A tight stop loss is recommended in case the market makes new all-time highs in the next week.
Short entry: 2728
Stop loss: 2735
1. Target 2714
2. Target: 2700
Risk to SL at 2735: 7 points
Reward (1. Target): 14 points
Reward (2. Target): 28 points
"Non-Farm Payrolls disappoint"
"Non-farm payrolls increased by 148,000 in December, clearly below market expectations of a gain of 190,000. In addition, the numbers for the two previous months were revised downwards by 9,000 in total."
"US created only 148000 jobs in Dec, vs 190000 jobs expected"
"The retail sector lost 20,000 jobs despite the holiday shopping season." "A little bit of a disappointment when you only get 2,000 jobs out of the government and get retail at the absolute busiest time of the year losing 20,000 jobs.

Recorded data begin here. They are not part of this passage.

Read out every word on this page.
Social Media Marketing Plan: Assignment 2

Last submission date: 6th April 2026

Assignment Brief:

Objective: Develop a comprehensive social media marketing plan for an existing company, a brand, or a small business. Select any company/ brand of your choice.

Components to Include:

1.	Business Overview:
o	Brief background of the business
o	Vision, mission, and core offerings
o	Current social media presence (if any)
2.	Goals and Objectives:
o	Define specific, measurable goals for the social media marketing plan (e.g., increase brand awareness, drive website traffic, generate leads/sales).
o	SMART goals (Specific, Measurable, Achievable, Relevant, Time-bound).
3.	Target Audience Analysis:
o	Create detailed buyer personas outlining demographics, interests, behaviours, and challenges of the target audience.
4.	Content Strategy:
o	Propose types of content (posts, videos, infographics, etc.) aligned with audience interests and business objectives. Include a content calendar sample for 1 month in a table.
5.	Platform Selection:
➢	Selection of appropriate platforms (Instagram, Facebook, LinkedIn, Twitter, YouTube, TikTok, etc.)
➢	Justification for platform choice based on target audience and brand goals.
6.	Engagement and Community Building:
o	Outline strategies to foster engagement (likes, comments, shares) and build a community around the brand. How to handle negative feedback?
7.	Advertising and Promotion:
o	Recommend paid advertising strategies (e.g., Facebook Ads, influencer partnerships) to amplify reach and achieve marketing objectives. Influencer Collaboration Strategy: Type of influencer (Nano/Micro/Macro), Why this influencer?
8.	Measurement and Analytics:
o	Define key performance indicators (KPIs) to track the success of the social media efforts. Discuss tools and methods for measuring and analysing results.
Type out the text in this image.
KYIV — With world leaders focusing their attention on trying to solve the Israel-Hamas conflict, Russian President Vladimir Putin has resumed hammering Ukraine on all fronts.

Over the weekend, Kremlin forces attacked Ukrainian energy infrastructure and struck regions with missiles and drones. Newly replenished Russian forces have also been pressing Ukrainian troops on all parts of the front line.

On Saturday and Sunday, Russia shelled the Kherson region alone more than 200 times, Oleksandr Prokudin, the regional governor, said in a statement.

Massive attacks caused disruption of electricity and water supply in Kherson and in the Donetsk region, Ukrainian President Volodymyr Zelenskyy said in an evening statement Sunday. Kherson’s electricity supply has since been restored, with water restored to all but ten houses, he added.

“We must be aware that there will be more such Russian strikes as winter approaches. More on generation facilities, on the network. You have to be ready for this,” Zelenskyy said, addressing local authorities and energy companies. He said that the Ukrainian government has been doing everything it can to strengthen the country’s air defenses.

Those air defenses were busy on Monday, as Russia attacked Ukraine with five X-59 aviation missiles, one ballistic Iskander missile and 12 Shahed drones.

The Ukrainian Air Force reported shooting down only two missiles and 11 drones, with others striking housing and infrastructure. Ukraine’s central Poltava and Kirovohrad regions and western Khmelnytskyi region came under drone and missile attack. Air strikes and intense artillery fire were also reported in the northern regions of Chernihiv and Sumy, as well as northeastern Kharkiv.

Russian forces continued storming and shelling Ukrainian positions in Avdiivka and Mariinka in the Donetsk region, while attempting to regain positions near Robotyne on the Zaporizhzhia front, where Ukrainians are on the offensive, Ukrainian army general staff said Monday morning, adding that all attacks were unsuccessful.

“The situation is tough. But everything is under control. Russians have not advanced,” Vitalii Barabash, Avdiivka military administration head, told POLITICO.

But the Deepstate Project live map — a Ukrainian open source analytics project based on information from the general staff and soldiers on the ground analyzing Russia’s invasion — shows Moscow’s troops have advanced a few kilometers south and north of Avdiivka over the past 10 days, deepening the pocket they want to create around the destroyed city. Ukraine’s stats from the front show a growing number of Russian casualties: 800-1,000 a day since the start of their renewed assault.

It just goes to show the true struggle that traditional brick and mortar is having now."
Because this important data is bearish, the market rallied like crazy to new all-time highs - beyond my recommended stop loss level for the short. Let's see if next week starts a decline to digest all this madness for a moment.
I would be very surprised if the market holds up a lot longer then that before at least a 5% pullback.
When this is complete we will have a very big correction.
Loot at the Wilshire 5000 index in relation to our GDP currently at 142.9% very close to the March of 2000 when it reached 148.5%
Anything over 100% is considered overvalued.
Also April 18, 2018 will make this the 2nd longest bull market since 1850's.
If the market can hold up past June 2019 it will make this the longest bull market in Us History!